Along with partner Michelle Talarico, Dreiling has been offering her catering expertise to the city since 1989. Since beginning as the Picnic Basket, the business has since expanded to include Buffalo Gals and the upscale-themed Cravings, and often is voted Best Caterer by our readers.
Indy: What's the state of catering in the Springs right now?
KD: I think that the most promising thing that's happened in the last six to eight months has been the resurgence of more corporate business again. I have to say in September, October of 2008, we just sort of fell off a cliff, and all of a sudden the phone stopped ringing. And we were going for a record year, in 24 years, and all of a sudden the phone just stopped ringing.
I would say for the next year it was, "Oh my gosh, how are we going to restructure?" because all we had known for, like, 25 years was building a business, you know, growth. ...
So, yes, we've been really busy. We had 140 weddings last year, compared to 40 three years ago.
Indy: I would assume so, but do you think it was that way for everybody else, too, in your industry?
KD: You know what I'm seeing, with restaurants as well? I think that a lot of people hung in for a couple of years; they liquidated their retirement, they borrowed against insurance policies, any savings they had, they use[d] it, reinvest[ed] it in their business, and some of them didn't make it. And I've seen, especially in Denver, I noticed a lot of restaurant closings this month. Because for a couple of years, people could hang in, but I think a lot of people just ran out of money.

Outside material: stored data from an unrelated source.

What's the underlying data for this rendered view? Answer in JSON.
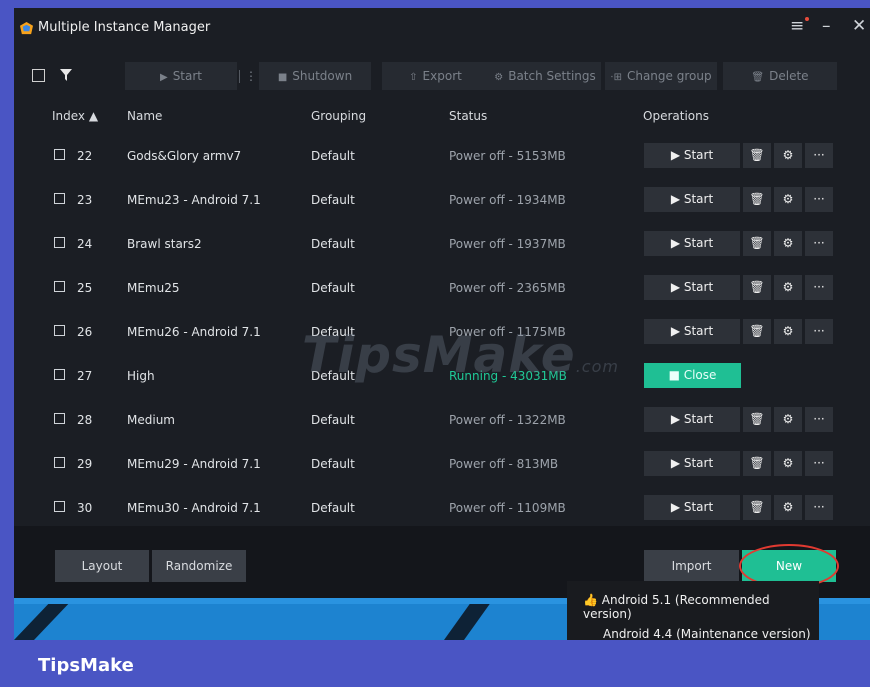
{
  "window": {
    "title": "Multiple Instance Manager",
    "menu_icon": "menu-icon",
    "minimize_icon": "minimize-icon",
    "close_icon": "close-icon"
  },
  "toolbar": {
    "start": "Start",
    "shutdown": "Shutdown",
    "export": "Export",
    "batch_settings": "Batch Settings",
    "change_group": "Change group",
    "delete": "Delete"
  },
  "table": {
    "headers": {
      "index": "Index ▲",
      "name": "Name",
      "grouping": "Grouping",
      "status": "Status",
      "operations": "Operations"
    },
    "rows": [
      {
        "index": "22",
        "name": "Gods&Glory armv7",
        "grouping": "Default",
        "status": "Power off - 5153MB",
        "action": "Start",
        "running": false
      },
      {
        "index": "23",
        "name": "MEmu23 - Android 7.1",
        "grouping": "Default",
        "status": "Power off - 1934MB",
        "action": "Start",
        "running": false
      },
      {
        "index": "24",
        "name": "Brawl stars2",
        "grouping": "Default",
        "status": "Power off - 1937MB",
        "action": "Start",
        "running": false
      },
      {
        "index": "25",
        "name": "MEmu25",
        "grouping": "Default",
        "status": "Power off - 2365MB",
        "action": "Start",
        "running": false
      },
      {
        "index": "26",
        "name": "MEmu26 - Android 7.1",
        "grouping": "Default",
        "status": "Power off - 1175MB",
        "action": "Start",
        "running": false
      },
      {
        "index": "27",
        "name": "High",
        "grouping": "Default",
        "status": "Running - 43031MB",
        "action": "Close",
        "running": true
      },
      {
        "index": "28",
        "name": "Medium",
        "grouping": "Default",
        "status": "Power off - 1322MB",
        "action": "Start",
        "running": false
      },
      {
        "index": "29",
        "name": "MEmu29 - Android 7.1",
        "grouping": "Default",
        "status": "Power off - 813MB",
        "action": "Start",
        "running": false
      },
      {
        "index": "30",
        "name": "MEmu30 - Android 7.1",
        "grouping": "Default",
        "status": "Power off - 1109MB",
        "action": "Start",
        "running": false
      }
    ]
  },
  "footer": {
    "layout": "Layout",
    "randomize": "Randomize",
    "import": "Import",
    "new": "New"
  },
  "new_menu": {
    "items": [
      "Android 5.1 (Recommended version)",
      "Android 4.4 (Maintenance version)"
    ]
  },
  "watermark": {
    "main": "TipsMake",
    "suffix": ".com"
  },
  "brand": "TipsMake",
  "colors": {
    "accent": "#1fbf94",
    "frame": "#4a55c4",
    "highlight_circle": "#e13a31"
  }
}
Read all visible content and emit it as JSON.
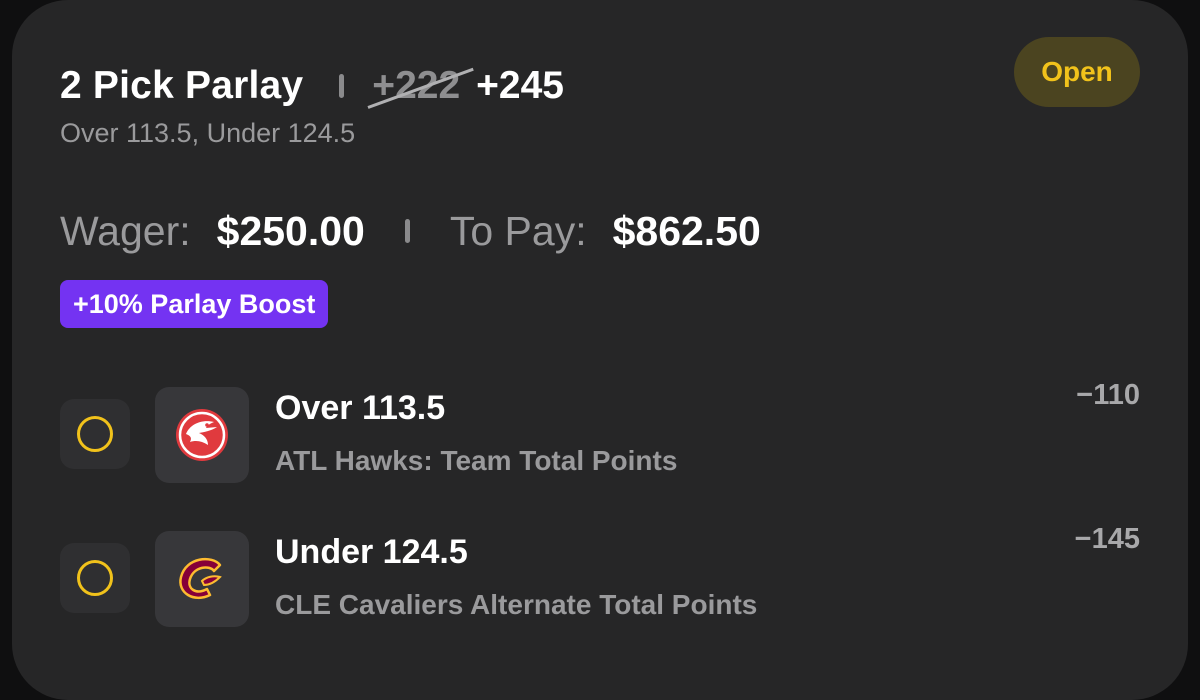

Indy: And that's how you would describe what's happened with local restaurants, also?
KD: I think. You know, I know that there's been some closings; it's tough — everybody's cut back. But I do think there's a real positive feeling in this community, more so than other friends I've talked to that have catering or restaurants in other markets. We have some blessings that other people don't have.
First of all, we live in a gorgeous place, and people want to come here. And secondly, we have the military, and we have a lot of organizations that are based here, and I think we're luckier than most.
Indy: I'm curious, on a larger scale, say the last 10 years, how the food you make has changed, or if it has changed. Has ingredient sourcing changed, or is it fancier because now people watch the Food Network all day?
KD: Well, certainly our clients are a lot more savvy. ... We also see so many more allergies. Oh my God, gluten-free is — everybody's afraid. They're doing a wedding reception or a large dinner, and they're deathly afraid of somebody that might have an allergy. So we've become much more sensitive to that, and integrated a lot of gluten-free options.
Indy: What would you say your favorite restaurant is in town?
KD: Oh gosh, I don't want to make any of my friends mad. ... I hate to say this, but I'm going there tonight, so, you know, I love Walter's [Bistro]. Because when I think of just the classics, and doing an excellent job with the classics, Walter can't be beat. ...
I love the Famous [too], and the Famous is close to my heart because the whole idea kind of started in Kansas, so I knew some of the really, really original people that sort of catapulted that idea.
And you know why else I love Walter's, is because Walter is there every day. And when you come in, it never fails: He greets you, he knows who you are, you can watch him watch the room and make sure everything is excellent. And I have to say, it makes a huge difference.